West Coast Crime Wave by Brian Thornton, Editor
Featuring both award-winning, best selling authors as well as some very talented newcomers, West Coast Crime Wave‘s eighteen stories take place from Alaska to L.A., and everywhere in between.
Though every story in the collection is well worth the price of admission, there were a few that particularly leapt off the page for me.
“The Last Ship” by Bill Cameron starts the collection of with a bang when a retired police officer checks into a remote B&B in Oregon to recharge his batteries following a run-in with the business end of a biker’s gun. He gets more than he bargained for, finding himself caught up in the conflicts of the eccentric owner and the B&B’s few full-time residents. Drugs, nefarious wrangling for power of attorney, and a local legend involving a faerie ship – yes, you read that correctly – combine to make this atmospheric entry both very entertaining and very creepy.
“Blind Date” by Scotti Andrews – When Kim heads out to Starbucks to meet a blind date she’s got a bad feeling it’s not going to go well. Little could she have known just how badly it would go. Mistaken identity, a very large knife, Kim’s cop instincts, and a crowded coffee house add up to the worst blind date in history.
“Returning to the Knife” by David Corbett – This stream-of-consciousness entry almost defies description. In broad strokes, an internet-based pillow merchant appears to be giving a rambling confession to a horrible crime – “The knife, yes, I’m getting to that. Keep your horses on.” – while in what we presume to be police custody. Or is he just admitting to providing epically poor customer service based on an extremely misguided business model? I absolutely adored this frenetically creative offering from Corbett.
“Fred Menace, Commie for Hire” by Steve Hockensmith – Hired to locate a screenwriter who’s gone missing on the eve of testifying before the House Committee on Un-American Activities, private investigator Fred Menace brings his unique pro-Marx, anti-bourgeois capitalism perspective to bear on the case. With his customary tongue planted firmly in cheek style, author Hockensmith serves up a semi-hardboiled story that manages to offer both an intriguing missing persons mystery as well as a serious spoof of old-school P.I. stories.
“Jackie Boy” by Sam Roseme – Exiled from the East Coast when his working relationship with the mob goes south, private investigator Jackie Giacomo heads out to sunny California to set up shop. Hired by a mysterious firm to keep tabs on the CEO of a huge medical systems corporation, Jackie settles into his usual routine of surveillance. Things take a decided turn for the surreal when Jackie not only witnesses the CEO’s murder, but subsequently finds himself plastered all over the news as the prime suspect. Now Jackie has to stay one step ahead of both the law and the killer in order to figure out who set him up.

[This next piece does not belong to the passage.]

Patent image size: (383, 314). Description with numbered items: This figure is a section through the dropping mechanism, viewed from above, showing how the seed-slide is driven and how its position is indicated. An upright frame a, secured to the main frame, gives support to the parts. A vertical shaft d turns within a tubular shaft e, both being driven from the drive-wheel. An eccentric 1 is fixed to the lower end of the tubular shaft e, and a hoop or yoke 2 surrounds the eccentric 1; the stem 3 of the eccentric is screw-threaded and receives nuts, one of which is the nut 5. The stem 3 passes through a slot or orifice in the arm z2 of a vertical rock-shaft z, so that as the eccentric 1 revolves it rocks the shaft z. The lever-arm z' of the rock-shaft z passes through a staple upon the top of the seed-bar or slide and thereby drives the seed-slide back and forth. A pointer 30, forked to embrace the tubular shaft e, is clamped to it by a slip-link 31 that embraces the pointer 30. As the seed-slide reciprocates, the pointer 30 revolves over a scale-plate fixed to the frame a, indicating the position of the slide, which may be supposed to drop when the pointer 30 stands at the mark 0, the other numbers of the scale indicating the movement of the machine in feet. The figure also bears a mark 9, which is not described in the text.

“Officer Down” by Simon Wood – When police officer Webber is shot twice in the chest by a perp, with his own weapon no less, his bullet proof vest prevents any serious damage to his body. His mind, however, isn’t so lucky. Despite being cleared by the department shrink to return to duty, Webber finds himself obsessed with finding the young thug who shot him – and his missing service piece – before either of them can do more damage. And even though he knows his brothers in blue are doing everything possible to close the case, Webber believes he has to take care of business himself if he ever wants to be whole again, as a police officer or a man. “Officer Down” is a powerful look at the lengths people will go to in order to silence their inner demons.

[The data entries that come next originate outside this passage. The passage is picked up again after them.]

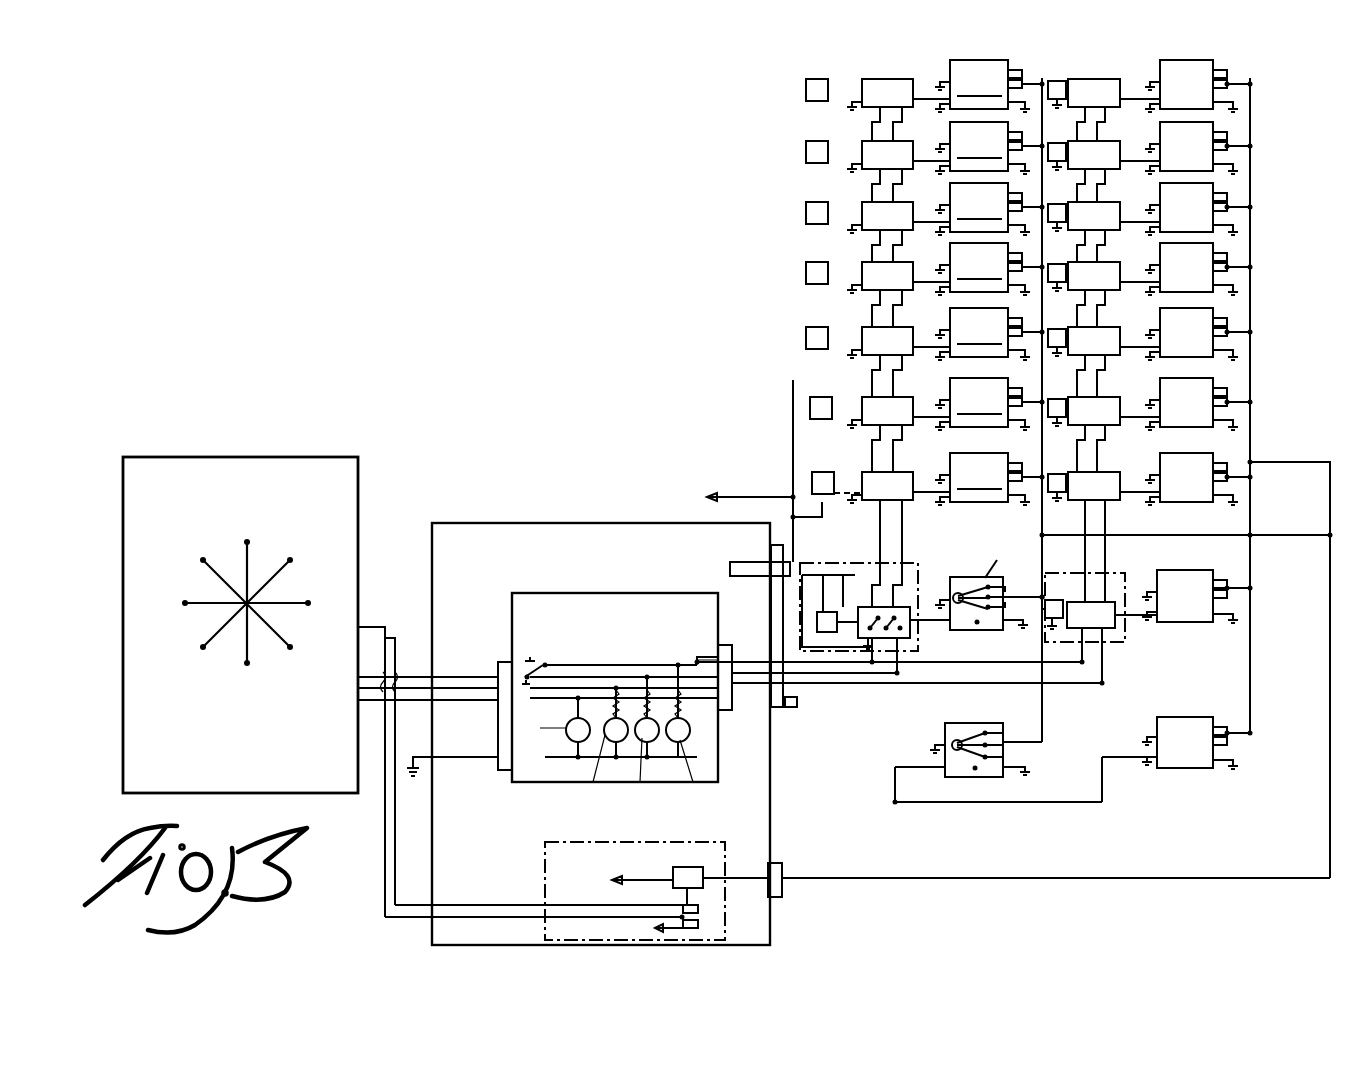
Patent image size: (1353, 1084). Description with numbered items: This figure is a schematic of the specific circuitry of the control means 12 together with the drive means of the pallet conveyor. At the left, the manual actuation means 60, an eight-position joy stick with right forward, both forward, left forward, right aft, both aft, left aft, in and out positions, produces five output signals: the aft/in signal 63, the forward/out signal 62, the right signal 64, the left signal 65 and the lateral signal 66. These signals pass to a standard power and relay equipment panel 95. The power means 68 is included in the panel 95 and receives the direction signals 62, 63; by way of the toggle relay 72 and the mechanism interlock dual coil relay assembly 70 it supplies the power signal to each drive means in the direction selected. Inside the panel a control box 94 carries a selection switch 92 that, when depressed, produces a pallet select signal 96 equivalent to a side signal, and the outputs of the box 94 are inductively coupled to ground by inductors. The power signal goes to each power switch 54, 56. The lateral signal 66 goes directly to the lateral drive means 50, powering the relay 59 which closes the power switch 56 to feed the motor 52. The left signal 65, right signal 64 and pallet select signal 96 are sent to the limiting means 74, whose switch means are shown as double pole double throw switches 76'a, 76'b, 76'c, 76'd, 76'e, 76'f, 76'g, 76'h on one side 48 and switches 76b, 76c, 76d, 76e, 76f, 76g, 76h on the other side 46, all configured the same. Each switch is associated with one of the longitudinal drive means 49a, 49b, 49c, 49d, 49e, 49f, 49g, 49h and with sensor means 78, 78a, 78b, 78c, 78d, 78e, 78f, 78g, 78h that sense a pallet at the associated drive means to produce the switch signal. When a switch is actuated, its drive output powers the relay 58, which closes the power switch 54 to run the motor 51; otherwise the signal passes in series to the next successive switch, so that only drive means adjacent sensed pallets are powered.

The control means 12 is at (610, 482).
The side 46 is at (1228, 62).
The side 48 is at (945, 66).
The longitudinal drive means 49a is at (1190, 622).
The longitudinal drive means 49b is at (1195, 502).
The longitudinal drive means 49c is at (1213, 406).
The longitudinal drive means 49d is at (1213, 336).
The longitudinal drive means 49e is at (1213, 272).
The longitudinal drive means 49f is at (1213, 212).
The longitudinal drive means 49g is at (1213, 150).
The longitudinal drive means 49h is at (1213, 90).
The lateral drive means 50 is at (1192, 768).
The motor 51 is at (965, 585).
The motor 52 is at (962, 735).
The power switch 54 is at (985, 578).
The power switch 56 is at (975, 730).
The relay 58 is at (945, 628).
The relay 59 is at (975, 770).
The manual actuation means 60 is at (257, 457).
The forward or out signal 62 is at (395, 640).
The aft or in signal 63 is at (365, 627).
The right or first side signal 64 is at (450, 688).
The left or second side signal 65 is at (420, 688).
The lateral signal 66 is at (413, 700).
The power means 68 is at (545, 882).
The mechanism interlock dual coil relay assembly 70 is at (700, 872).
The toggle relay 72 is at (700, 928).
The limiting means 74 is at (771, 540).
The switch means 76b is at (1100, 485).
The switch means 76c is at (1100, 410).
The switch means 76d is at (1100, 340).
The switch means 76e is at (1100, 275).
The switch means 76f is at (1100, 215).
The switch means 76g is at (1100, 154).
The switch means 76h is at (1100, 92).
The double pole double throw switch 76'a is at (1038, 611).
The double pole double throw switch 76'b is at (891, 539).
The double pole double throw switch 76'c is at (879, 434).
The double pole double throw switch 76'd is at (875, 362).
The double pole double throw switch 76'e is at (875, 294).
The double pole double throw switch 76'f is at (877, 232).
The double pole double throw switch 76'g is at (877, 171).
The double pole double throw switch 76'h is at (870, 110).
The sensor means 78 is at (1052, 600).
The sensor means 78a is at (817, 620).
The sensor means 78b is at (812, 487).
The sensor means 78c is at (810, 408).
The sensor means 78d is at (806, 338).
The sensor means 78e is at (806, 273).
The sensor means 78f is at (806, 214).
The sensor means 78g is at (806, 152).
The sensor means 78h is at (806, 88).
The selection switch 92 is at (545, 660).
The control box 94 is at (643, 593).
The power and relay equipment panel 95 is at (542, 523).
The pallet select signal 96 is at (635, 665).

With cover art by contributor Bill Cameron and a foreword from the legendary Ken Bruen, the complete West Coast Crime Wave lineup includes stories from: Scotti Andrews, Steve Brewer, Bill Cameron, David Corbett, Ted Hertel, Naomi Hirahara, Steve Hockensmith, Thomas Hopp, R.T. Lawton, Terrill Lee Lankford, Doug Levin, Nick Mamatas, Sam Roseme, Karla Stover, Jim Thomsen, Brian Thornton, Jim Winter and Simon Wood.